(Email subscribers: Click the title above to view the Spotify playlist)
Have you ever had a conversation when you know you’re right, you know nothing good will come from proving that you’re right, and yet your heart is so flooded with pride that you refuse to let the other person have the last word? Even worse, have you ever had a conversation where about halfway through you realize that you’re wrong, but rather than admitting it, you get angry with the other person because your pride has been hurt? I do both of these more regularly than I would like to admit (mostly with my wife), and even if it doesn’t manifest itself in this way for you, we all struggle with pride in some form. Pride is generally thought of as the chief sin or the root of all sins. Primarily this is because at the heart of all sin is our prideful rebellion against God’s sovereign rule, but it is also because most, if not all, of our sins can be traced back to pride. This is particularly true of hatred. Hatred often rises up in our hearts as a response to a wounded pride. We can see this in our study of Esther. Haman’s pride is hurt when Mordecai refuses to bow to him, and he responds with violent hatred towards Mordecai and his people.

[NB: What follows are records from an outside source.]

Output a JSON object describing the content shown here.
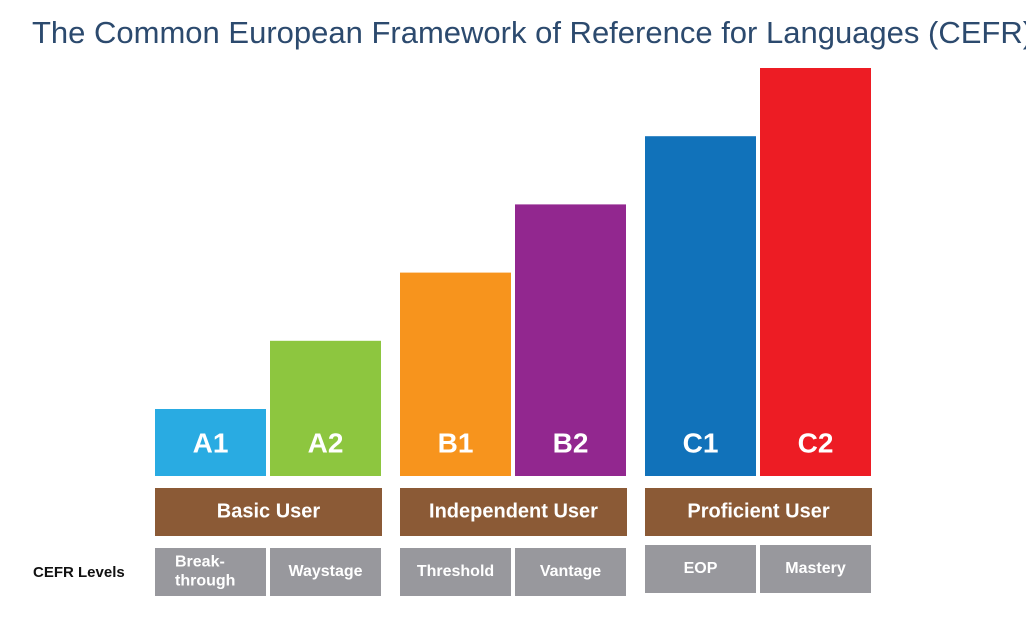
{
  "title": "The Common European Framework of Reference for Languages (CEFR)",
  "row_label": "CEFR Levels",
  "groups": [
    {
      "name": "Basic User",
      "levels": [
        {
          "code": "A1",
          "color": "#29abe2",
          "name": [
            "Break-",
            "through"
          ]
        },
        {
          "code": "A2",
          "color": "#8dc63f",
          "name": [
            "Waystage"
          ]
        }
      ]
    },
    {
      "name": "Independent User",
      "levels": [
        {
          "code": "B1",
          "color": "#f7941d",
          "name": [
            "Threshold"
          ]
        },
        {
          "code": "B2",
          "color": "#92278f",
          "name": [
            "Vantage"
          ]
        }
      ]
    },
    {
      "name": "Proficient User",
      "levels": [
        {
          "code": "C1",
          "color": "#1172ba",
          "name": [
            "EOP"
          ]
        },
        {
          "code": "C2",
          "color": "#ed1c24",
          "name": [
            "Mastery"
          ]
        }
      ]
    }
  ]
}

How do you respond when your pride is hurt? Do you lash out in hate (or passive-aggressively brood in hate)? As Christians, we are called to die to pride and humble ourselves, for “God opposes the proud, but gives grace to the humble.” (James 4:6) The gospel of grace removes any ground for pride in the believer’s life (Romans 3:27). Why, then, do we continue to give in to pride and hatred? We continue to buy into the world’s lies telling us that the way to get ahead in life is by putting ourselves above others. The opening prayer from the Puritan prayer book Valley of Vision is a great example of a believer who understood that the only way up is down, that only at our lowest do we see God’s glory. Let this be our prayer: “Let me learn by paradox that the way up is down, that to be low is to be high, that the broken heart is the healed heart, that the contrite spirit is the rejoicing spirit, that the repenting soul is the victorious soul, that to have nothing is to possess all, that to bear the cross is to wear the crown, that to give is to receive, that the valley is the place of vision.”